Cymbidium mosaic virus (CymMV) and Odontoglossum ringspot virus (ORSV) are the two most prevalent viruses infecting orchids and causing economic losses worldwide. Mixed infection of CymMV and ORSV could induce intensified symptoms as early at 10 days post‐inoculation in inoculated Phalaenopsis amabilis, where CymMV pathogenesis was unilaterally enhanced by ORSV. To reveal the antiviral RNA silencing activity in orchids, we characterized the viral small‐interfering RNAs (vsiRNAs) from CymMV and ORSV singly or synergistically infecting P. amabilis.

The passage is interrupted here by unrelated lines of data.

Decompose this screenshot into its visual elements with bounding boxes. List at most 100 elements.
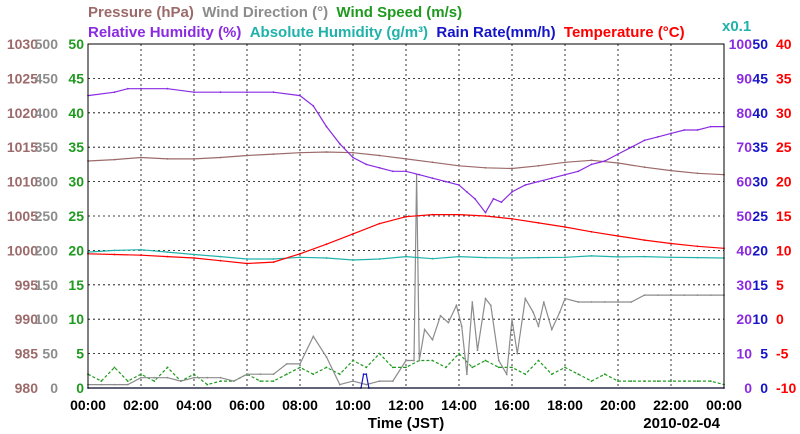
legend-entry: Rain Rate(mm/h) [428, 24, 556, 41]
data-point [542, 301, 545, 303]
data-point [338, 383, 341, 386]
data-point [484, 166, 487, 169]
data-point [630, 146, 633, 149]
data-point [643, 139, 646, 142]
data-point [206, 383, 209, 386]
data-point [431, 161, 434, 164]
data-point [696, 380, 699, 382]
x-tick-label: 00:00 [706, 397, 742, 413]
data-point [378, 154, 381, 157]
data-point [524, 297, 527, 300]
humidity-tick-label: 0 [744, 380, 752, 396]
data-point [126, 383, 129, 386]
rain_rate-tick-label: 0 [760, 380, 768, 396]
data-point [166, 255, 169, 258]
pressure-tick-label: 1010 [7, 174, 38, 190]
data-point [219, 156, 222, 159]
data-point [285, 363, 288, 365]
data-point [219, 376, 222, 379]
data-point [325, 151, 328, 153]
temperature-tick-label: 40 [776, 36, 792, 52]
humidity-tick-label: 80 [736, 105, 752, 121]
data-point [511, 257, 513, 259]
wind_direction-tick-label: 100 [35, 311, 59, 327]
data-point [193, 158, 195, 160]
data-point [362, 373, 365, 376]
data-point [590, 163, 593, 166]
data-point [299, 256, 301, 259]
wind_direction-tick-label: 150 [35, 277, 59, 293]
data-point [564, 297, 566, 300]
data-point [405, 170, 407, 173]
data-point [378, 258, 381, 260]
data-point [365, 373, 368, 376]
data-point [484, 297, 487, 300]
legend-row2: Relative Humidity (%) Absolute Humidity … [88, 24, 685, 41]
data-point [603, 160, 606, 162]
data-point [391, 366, 394, 369]
data-point [140, 248, 142, 251]
humidity-tick-label: 70 [736, 139, 752, 155]
pressure-tick-label: 995 [15, 277, 39, 293]
data-point [683, 129, 686, 131]
rain_rate-tick-label: 15 [752, 277, 768, 293]
data-point [484, 256, 487, 259]
series-wind-direction [87, 173, 725, 386]
temperature-tick-label: 0 [776, 311, 784, 327]
data-point [696, 245, 699, 248]
data-point [497, 366, 500, 369]
wind_speed-tick-label: 0 [76, 380, 84, 396]
data-point [140, 254, 142, 257]
humidity-tick-label: 100 [729, 36, 753, 52]
data-point [484, 359, 487, 362]
data-point [140, 373, 142, 376]
data-point [299, 94, 301, 97]
data-point [285, 373, 288, 376]
data-point [126, 87, 129, 90]
data-point [378, 352, 381, 355]
data-point [246, 154, 248, 157]
data-point [100, 383, 103, 386]
humidity-tick-label: 20 [736, 311, 752, 327]
data-point [219, 259, 222, 262]
legend-row1: Pressure (hPa) Wind Direction (°) Wind S… [88, 4, 462, 21]
temperature-tick-label: 5 [776, 277, 784, 293]
data-point [577, 170, 580, 173]
temperature-tick-label: 25 [776, 139, 792, 155]
x-tick-label: 10:00 [335, 397, 371, 413]
data-point [312, 105, 315, 107]
data-point [325, 243, 328, 246]
x-tick-label: 16:00 [494, 397, 530, 413]
data-point [590, 159, 593, 162]
data-point [166, 87, 169, 90]
pressure-tick-label: 1005 [7, 208, 38, 224]
humidity-tick-label: 50 [736, 208, 752, 224]
data-point [166, 251, 169, 254]
data-point [431, 359, 434, 362]
data-point [564, 161, 566, 164]
data-point [458, 255, 460, 258]
wind_speed-tick-label: 5 [76, 346, 84, 362]
rain_rate-tick-label: 35 [752, 139, 768, 155]
pressure-tick-label: 990 [15, 311, 39, 327]
wind_speed-tick-label: 30 [68, 174, 84, 190]
data-point [656, 294, 659, 296]
data-point [484, 211, 487, 214]
data-point [365, 163, 368, 166]
data-point [458, 164, 460, 167]
data-point [474, 197, 476, 200]
data-point [643, 239, 646, 242]
wind_direction-tick-label: 450 [35, 70, 59, 86]
data-point [246, 262, 248, 265]
wind_direction-tick-label: 50 [42, 346, 58, 362]
data-point [391, 170, 394, 173]
data-point [431, 177, 434, 180]
rain_rate-tick-label: 10 [752, 311, 768, 327]
data-point [299, 366, 301, 369]
pressure-tick-label: 1030 [7, 36, 38, 52]
data-point [670, 380, 672, 382]
x-tick-label: 12:00 [388, 397, 424, 413]
data-point [444, 366, 447, 369]
data-point [153, 376, 156, 379]
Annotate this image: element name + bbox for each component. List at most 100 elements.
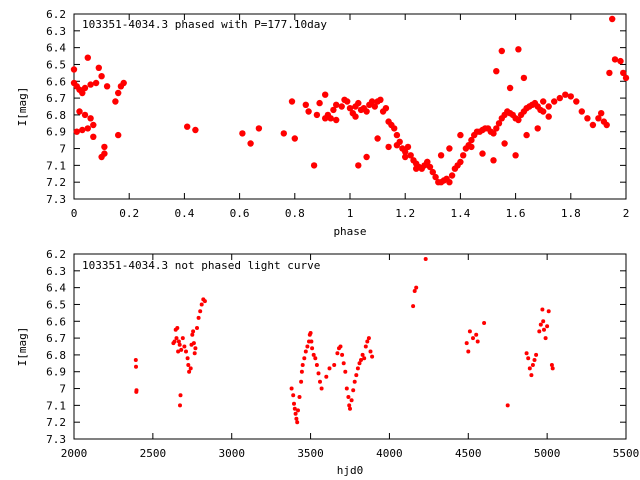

We also temporally classified the inoculated leaf‐tip tissues and noninoculated adjacent tissues as late and early stages of infection, respectively. Regardless of early or late stage with single or double infection, CymMV and ORSV vsiRNAs were predominant in 21‐ and 22‐nt sizes, with excess positive polarity and under‐represented 5ʹ‐guanine. While CymMV vsiRNAs mainly derived from RNA‐dependent RNA polymerase‐coding regions, ORSV vsiRNAs encompassed the coat protein gene and 3ʹ‐untranslated region, with a specific hotspot residing in the 3ʹ‐terminal pseudoknot. With double infection, CymMV vsiRNAs increased more than 5‐fold in number with increasing virus titres. Most vsiRNA features remained unchanged with double inoculation, but additional ORSV vsiRNA hotspot peaks were prominent. The potential vsiRNA‐mediated regulation of the novel targets in double‐infected tissues thereby provides a different view of CymMV and ORSV synergism. Hence, temporally profiled vsiRNAs from taxonomically distinct CymMV and ORSV illustrate active antiviral RNA silencing in their natural host, Phalaenopsis, during both early and late stages of infection. Our findings provide insights into offence–defence interactions among CymMV, ORSV and orchids.